Common Eye Disorders > Keratoconus
Keratoconus is a degenerative disorder of the eye in which structural changes within the cornea cause it to thin and change to a more conical shape than its normal gradual curve.
Keratoconus can cause substantial distortion of vision, with multiple images, streaking and sensitivity to light all often reported by the patient. It is typically diagnosed in the patient’s adolescent years and attains its most severe state in the twenties and thirties. If afflicting both eyes, the deterioration in vision can affect the patient’s ability to drive a car or read normal print. In most cases, corrective lenses are effective enough to allow the patient to continue to drive legally and likewise function normally. Further progression of the disease may require surgery including intrastromal corneal ring segments, corneal collagen cross-linking, or corneal transplantation. However, despite the disease’s unpredictable course, keratoconus can often be successfully managed with little or no impairment to the patient’s quality of life.

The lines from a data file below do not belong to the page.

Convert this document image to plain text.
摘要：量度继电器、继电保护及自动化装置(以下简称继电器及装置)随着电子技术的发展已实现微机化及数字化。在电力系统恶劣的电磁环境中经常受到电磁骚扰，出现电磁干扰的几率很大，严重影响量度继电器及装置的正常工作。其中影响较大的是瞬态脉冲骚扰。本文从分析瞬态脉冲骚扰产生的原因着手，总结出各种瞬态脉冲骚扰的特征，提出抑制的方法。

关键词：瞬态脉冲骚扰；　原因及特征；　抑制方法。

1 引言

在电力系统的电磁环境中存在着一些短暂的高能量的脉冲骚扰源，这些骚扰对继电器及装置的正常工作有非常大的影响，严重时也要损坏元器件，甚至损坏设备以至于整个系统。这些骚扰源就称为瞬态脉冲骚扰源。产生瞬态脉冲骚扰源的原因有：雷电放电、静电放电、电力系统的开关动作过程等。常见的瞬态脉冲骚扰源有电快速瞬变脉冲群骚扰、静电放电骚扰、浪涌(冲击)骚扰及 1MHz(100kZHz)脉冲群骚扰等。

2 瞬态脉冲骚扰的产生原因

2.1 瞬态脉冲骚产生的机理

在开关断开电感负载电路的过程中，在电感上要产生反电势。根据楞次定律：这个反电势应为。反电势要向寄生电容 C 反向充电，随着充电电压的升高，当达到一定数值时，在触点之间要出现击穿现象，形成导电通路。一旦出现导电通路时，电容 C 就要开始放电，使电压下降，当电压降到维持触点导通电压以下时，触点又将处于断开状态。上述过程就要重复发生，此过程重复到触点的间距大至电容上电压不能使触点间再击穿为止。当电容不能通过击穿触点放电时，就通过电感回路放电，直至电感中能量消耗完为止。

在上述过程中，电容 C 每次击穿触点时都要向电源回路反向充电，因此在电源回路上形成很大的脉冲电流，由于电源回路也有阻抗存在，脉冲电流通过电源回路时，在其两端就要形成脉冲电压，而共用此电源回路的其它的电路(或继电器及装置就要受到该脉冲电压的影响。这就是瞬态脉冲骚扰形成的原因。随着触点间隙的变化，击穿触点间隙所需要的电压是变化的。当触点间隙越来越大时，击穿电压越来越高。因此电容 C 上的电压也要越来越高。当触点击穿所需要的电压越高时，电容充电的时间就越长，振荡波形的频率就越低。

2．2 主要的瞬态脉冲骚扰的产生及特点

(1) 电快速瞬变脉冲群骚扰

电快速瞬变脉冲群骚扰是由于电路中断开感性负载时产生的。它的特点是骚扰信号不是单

Keratoconus affects around one person in a thousand. It seems to occur in populations throughout the world, although it occurs more frequently in certain ethnic groups such as South Asians. The exact cause of keratoconus is uncertain, but has been associated with detrimental enzyme activity within the cornea. Environmental and genetic factors are considered possible causes, but the findings are still yet inconclusive. The progression of keratoconus is rapid in patients having Down syndrome.